In a surprise move, the Reserve Bank of India (RBI) slashed the cash reserve ratio (CRR) by 0.75 percentage points to 4.75%.
What is CRR?
CRR is the proportion of deposits banks have to park with the RBI.
Why has the RBI slashed the CRR?
The CRR cut will inject an estimated Rs 48,000 crore in the pool of banks' lendable resources. It is aimed at making more funds available with banks to match the rising demand from corporations to pay their advance taxes by March 15.
Will the reduction in CRR reduce borrowing rates for customers?
Maybe in a very indirect way. With more cash in hand following the cut in CRR, banks may not need to woo customers by offering higher interest rates to shore up their deposit base. Some banks may even consider lowering the interest they pay to customers on their fixed and savings deposits to cut costs. Lower costs, in turn, could prompt them to reduce their final lending rates.
What is the RBI expected to announce in its mid-quarter review on Thursday?
Analysts do not expect the RBI to reduce the repo rate on Thursday.
What is repo rate?
It is the rate at which the RBI lends to banks. A higher repo pushes up banks' borrowing costs prompting them to increase interest rates for final home, auto and corporate borrowers. It currently stands at 8.5%.
What is reverse repo rate?
It is the rate at which RBI absorbs cash from the system. At higher reverse repo, the central bank would suck cash from the system to stymie demand and cool prices. It currently stands at7.5%.
What is liquidity corridor?
The difference between the repo and reverse repo rates is the liquidity corridor or the liquidity adjustment facility (LAF).
What are policy rates?
The policy rate acts the guide for final lending rates that banks charge from borrowers.
In tight liquidity situations the repo rate acts as the policy rate. In situations of excess liquidity, when banks park money with the RBI from their pool of lendable resources, the reverse repo rate acts the policy rate.
What role do policy rates play in price control?
Till October, the RBI had raised the repo rate 13 times in 19 months to tame prices.
A higher repo would raise banks' borrowing costs, which in turn would raise interest rate on final home, auto and corporate loans.
How does a higher reverse repo rate help in reducing prices?
A higher reverse repo would give banks incentive to park money with RBI, reducing liquidity and demand. A higher reverse repo means it would suck cash from the system to stymie demand and cool prices.
When will the RBI start slashing interest rates?

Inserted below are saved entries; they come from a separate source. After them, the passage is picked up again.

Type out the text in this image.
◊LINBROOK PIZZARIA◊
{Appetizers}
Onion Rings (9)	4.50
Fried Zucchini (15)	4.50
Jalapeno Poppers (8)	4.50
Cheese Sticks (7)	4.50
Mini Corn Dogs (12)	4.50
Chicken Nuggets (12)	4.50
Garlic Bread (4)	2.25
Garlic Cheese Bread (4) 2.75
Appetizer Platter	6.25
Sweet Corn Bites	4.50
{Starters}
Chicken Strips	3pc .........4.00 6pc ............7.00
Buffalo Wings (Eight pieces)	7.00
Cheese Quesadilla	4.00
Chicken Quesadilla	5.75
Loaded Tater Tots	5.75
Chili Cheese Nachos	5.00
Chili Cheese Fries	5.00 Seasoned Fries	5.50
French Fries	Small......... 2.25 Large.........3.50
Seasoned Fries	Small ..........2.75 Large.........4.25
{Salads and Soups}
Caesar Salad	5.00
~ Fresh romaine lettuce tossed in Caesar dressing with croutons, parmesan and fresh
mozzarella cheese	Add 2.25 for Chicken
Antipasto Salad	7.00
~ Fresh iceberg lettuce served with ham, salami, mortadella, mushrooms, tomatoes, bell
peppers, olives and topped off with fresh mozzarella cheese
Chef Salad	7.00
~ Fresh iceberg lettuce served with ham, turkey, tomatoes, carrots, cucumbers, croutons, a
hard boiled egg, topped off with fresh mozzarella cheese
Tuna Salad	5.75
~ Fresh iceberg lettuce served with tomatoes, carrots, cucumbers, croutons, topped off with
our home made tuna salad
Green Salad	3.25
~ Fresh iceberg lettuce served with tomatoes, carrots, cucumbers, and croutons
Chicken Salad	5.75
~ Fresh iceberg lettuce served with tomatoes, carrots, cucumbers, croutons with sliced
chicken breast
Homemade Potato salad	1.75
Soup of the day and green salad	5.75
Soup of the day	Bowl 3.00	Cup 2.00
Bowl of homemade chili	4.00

With inflation showing signs of moderating analysts expect the RBI to start reducing interest rates in annual monetary policy in April.
So, can consumers expect their EMIs to come down?
Not immediately. A lower repo will bring down costs for banks, but banks usually offer lower interest rates only for new customers. Existing home loan borrowers who have borrowed money on floating rates will have to wait longer before banks actually bring down their EMIs.
What about loans on automobiles and consumer goods?
Automobile and consumer goods loans are all on fixed interest rates and, therefore, existing customers are not affected by changes in RBI's policy rates.